Le Venezuela annonce son retrait de la Cour pénale internationale

Le Venezuela annonce son retrait de la Cour pénale internationale

Publié le 25/07/2026 - 12:41 UTC+2

Le Venezuela a annoncé vendredi 24 juillet son retrait de la Cour pénale internationale (CPI). Caracas a officialisé sa décision auprès des Nations unies en adressant une notification au secrétaire général António Guterres, dans laquelle le gouvernement dénonce le Statut de Rome et engage, selon ses propres termes, un retrait "ferme et irrévocable".

Le ministre vénézuélien des Affaires étrangères, Félix Plasencia, a annoncé cette décision dans un message publié sur le réseau social X. Il y accuse la CPI de suivre un modèle qui aurait principalement ciblé des pays africains et latino-américains, estimant que cela ne relève pas du hasard mais d'une institution détournée au profit d'intérêts éloignés de la justice. Il dénonce ainsi ce qu'il qualifie de "lawfare" à l'encontre du peuple vénézuélien.

Quelques heures plus tard, la présidente par intérim, Delcy Rodríguez, a repris ce discours lors d'une cérémonie militaire diffusée par la télévision publique. Elle est allée plus loin en évoquant un dossier d'accusations qui se serait constitué contre les pays du "Sud global", parmi lesquels elle place le Venezuela. Elle a également défendu une vision des relations internationales fondée sur le respect du droit, plutôt que sur des tribunaux qu'elle accuse de manquer d'impartialité.

Ce que dit la CPI

La réponse de La Haye ne s'est pas fait attendre, même si elle est restée mesurée.
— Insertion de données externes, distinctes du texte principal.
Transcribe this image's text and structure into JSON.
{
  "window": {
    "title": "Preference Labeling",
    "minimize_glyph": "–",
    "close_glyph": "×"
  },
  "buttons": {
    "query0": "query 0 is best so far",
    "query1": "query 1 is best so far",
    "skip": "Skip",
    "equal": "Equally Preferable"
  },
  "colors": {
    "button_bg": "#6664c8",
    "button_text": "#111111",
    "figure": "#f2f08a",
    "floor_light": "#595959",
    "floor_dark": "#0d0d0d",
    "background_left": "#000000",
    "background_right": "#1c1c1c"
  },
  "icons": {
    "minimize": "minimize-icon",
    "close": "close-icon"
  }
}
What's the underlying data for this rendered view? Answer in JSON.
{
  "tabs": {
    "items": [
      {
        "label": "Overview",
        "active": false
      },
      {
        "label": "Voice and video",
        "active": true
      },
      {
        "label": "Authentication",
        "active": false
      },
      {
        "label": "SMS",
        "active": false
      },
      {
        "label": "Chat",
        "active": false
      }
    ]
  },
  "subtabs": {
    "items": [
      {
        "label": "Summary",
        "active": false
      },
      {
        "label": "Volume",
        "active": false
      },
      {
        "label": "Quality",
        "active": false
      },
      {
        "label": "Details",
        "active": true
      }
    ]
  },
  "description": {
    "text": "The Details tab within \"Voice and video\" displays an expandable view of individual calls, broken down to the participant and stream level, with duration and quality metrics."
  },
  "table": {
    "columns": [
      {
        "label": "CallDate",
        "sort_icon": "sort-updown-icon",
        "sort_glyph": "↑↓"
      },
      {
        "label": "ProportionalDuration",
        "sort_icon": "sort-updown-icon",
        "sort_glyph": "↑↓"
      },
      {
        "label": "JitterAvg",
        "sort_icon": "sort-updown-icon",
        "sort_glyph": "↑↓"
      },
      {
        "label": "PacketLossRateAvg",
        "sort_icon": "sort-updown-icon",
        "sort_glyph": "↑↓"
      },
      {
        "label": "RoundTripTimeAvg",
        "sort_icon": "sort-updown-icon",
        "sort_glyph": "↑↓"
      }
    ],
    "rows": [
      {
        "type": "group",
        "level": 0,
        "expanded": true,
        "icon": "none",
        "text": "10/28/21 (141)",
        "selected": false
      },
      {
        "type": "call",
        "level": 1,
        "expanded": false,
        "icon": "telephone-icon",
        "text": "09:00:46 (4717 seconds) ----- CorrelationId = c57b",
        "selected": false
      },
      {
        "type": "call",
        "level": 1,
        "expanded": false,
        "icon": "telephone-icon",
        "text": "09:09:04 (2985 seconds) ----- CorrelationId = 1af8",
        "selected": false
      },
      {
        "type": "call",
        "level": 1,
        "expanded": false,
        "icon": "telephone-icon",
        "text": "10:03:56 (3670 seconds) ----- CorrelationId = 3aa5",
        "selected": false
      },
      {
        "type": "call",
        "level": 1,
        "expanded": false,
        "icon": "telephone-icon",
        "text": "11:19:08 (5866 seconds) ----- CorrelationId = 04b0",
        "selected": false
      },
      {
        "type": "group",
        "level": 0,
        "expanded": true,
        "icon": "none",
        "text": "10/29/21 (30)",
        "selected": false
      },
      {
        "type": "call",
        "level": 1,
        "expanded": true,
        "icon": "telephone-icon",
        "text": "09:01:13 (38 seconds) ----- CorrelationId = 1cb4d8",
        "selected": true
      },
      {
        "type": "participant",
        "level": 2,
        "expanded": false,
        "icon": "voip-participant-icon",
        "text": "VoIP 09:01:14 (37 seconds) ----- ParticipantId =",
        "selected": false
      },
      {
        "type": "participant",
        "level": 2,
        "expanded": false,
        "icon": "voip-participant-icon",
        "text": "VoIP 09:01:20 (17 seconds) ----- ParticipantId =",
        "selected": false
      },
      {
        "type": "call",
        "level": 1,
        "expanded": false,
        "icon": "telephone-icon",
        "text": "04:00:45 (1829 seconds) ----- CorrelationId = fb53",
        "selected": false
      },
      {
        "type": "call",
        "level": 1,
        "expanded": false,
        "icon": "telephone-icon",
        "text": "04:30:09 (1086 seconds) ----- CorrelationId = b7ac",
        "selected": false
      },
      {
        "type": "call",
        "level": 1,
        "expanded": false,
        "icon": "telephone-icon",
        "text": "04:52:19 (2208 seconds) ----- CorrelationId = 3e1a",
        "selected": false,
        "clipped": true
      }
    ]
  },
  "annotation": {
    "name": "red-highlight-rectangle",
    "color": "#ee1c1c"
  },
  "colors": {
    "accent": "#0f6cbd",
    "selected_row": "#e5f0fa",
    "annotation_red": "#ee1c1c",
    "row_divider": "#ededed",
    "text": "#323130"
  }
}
La Cour pénale internationale a regretté la décision du Venezuela, tout en rappelant un point essentiel : le retrait n'est pas immédiat.

En vertu de l'article 127 du Statut de Rome, le retrait ne prend effet qu'un an après la réception de la notification officielle par les Nations unies. Or, la CPI indique ne pas avoir encore reçu cette notification par l'intermédiaire du Bureau des traités de l'ONU.

Concrètement, le Venezuela demeure donc État partie à la CPI pendant cette période et reste tenu de coopérer aux enquêtes et aux procédures déjà en cours. La Cour a également rappelé un principe régulièrement invoqué dans ce type de situation : l'adhésion à un traité international, comme la décision de s'en retirer, relève du droit souverain de chaque État.

Parmi les procédures concernées figure l'enquête ouverte sur de présumés crimes contre l'humanité. Le Bureau du procureur de la CPI l'a confiée à une équipe qui poursuit actuellement ses travaux.

Une rupture qui se dessinait depuis plusieurs mois

Cette rupture n'est pas une surprise. Elle se préparait depuis décembre, lorsque l'Assemblée nationale vénézuélienne, dominée par les chavistes, a adopté à l'unanimité une loi visant à mettre fin à l'adhésion du pays au Statut de Rome. Le président du Parlement, Jorge Rodríguez, avait alors présenté cette décision comme un moyen de dénoncer ce qu'il qualifiait d'inefficacité de la CPI et son alignement supposé sur des intérêts étrangers.

L'adoption de cette loi est intervenue quelques jours seulement après l'annonce, par le Bureau du procureur de la Cour, de la fermeture de son bureau à Caracas. L'institution avait alors estimé qu'aucun progrès significatif n'avait été réalisé dans l'application du principe de complémentarité, selon lequel les États doivent mener eux-mêmes des enquêtes crédibles sur les crimes relevant de la compétence de la Cour avant une éventuelle intervention de la CPI.

Le Venezuela a signé le Statut de Rome en 1998 avant de le ratifier en 2000. Depuis, ses relations avec la Cour ont connu plusieurs évolutions, de l'ouverture d'un bureau de la CPI à Caracas en 2022 jusqu'au rejet par la Cour des plaintes déposées par le Venezuela concernant les sanctions américaines. Avec l'annonce faite vendredi, cette coopération prendra officiellement fin dans un an, sauf évolution de la situation.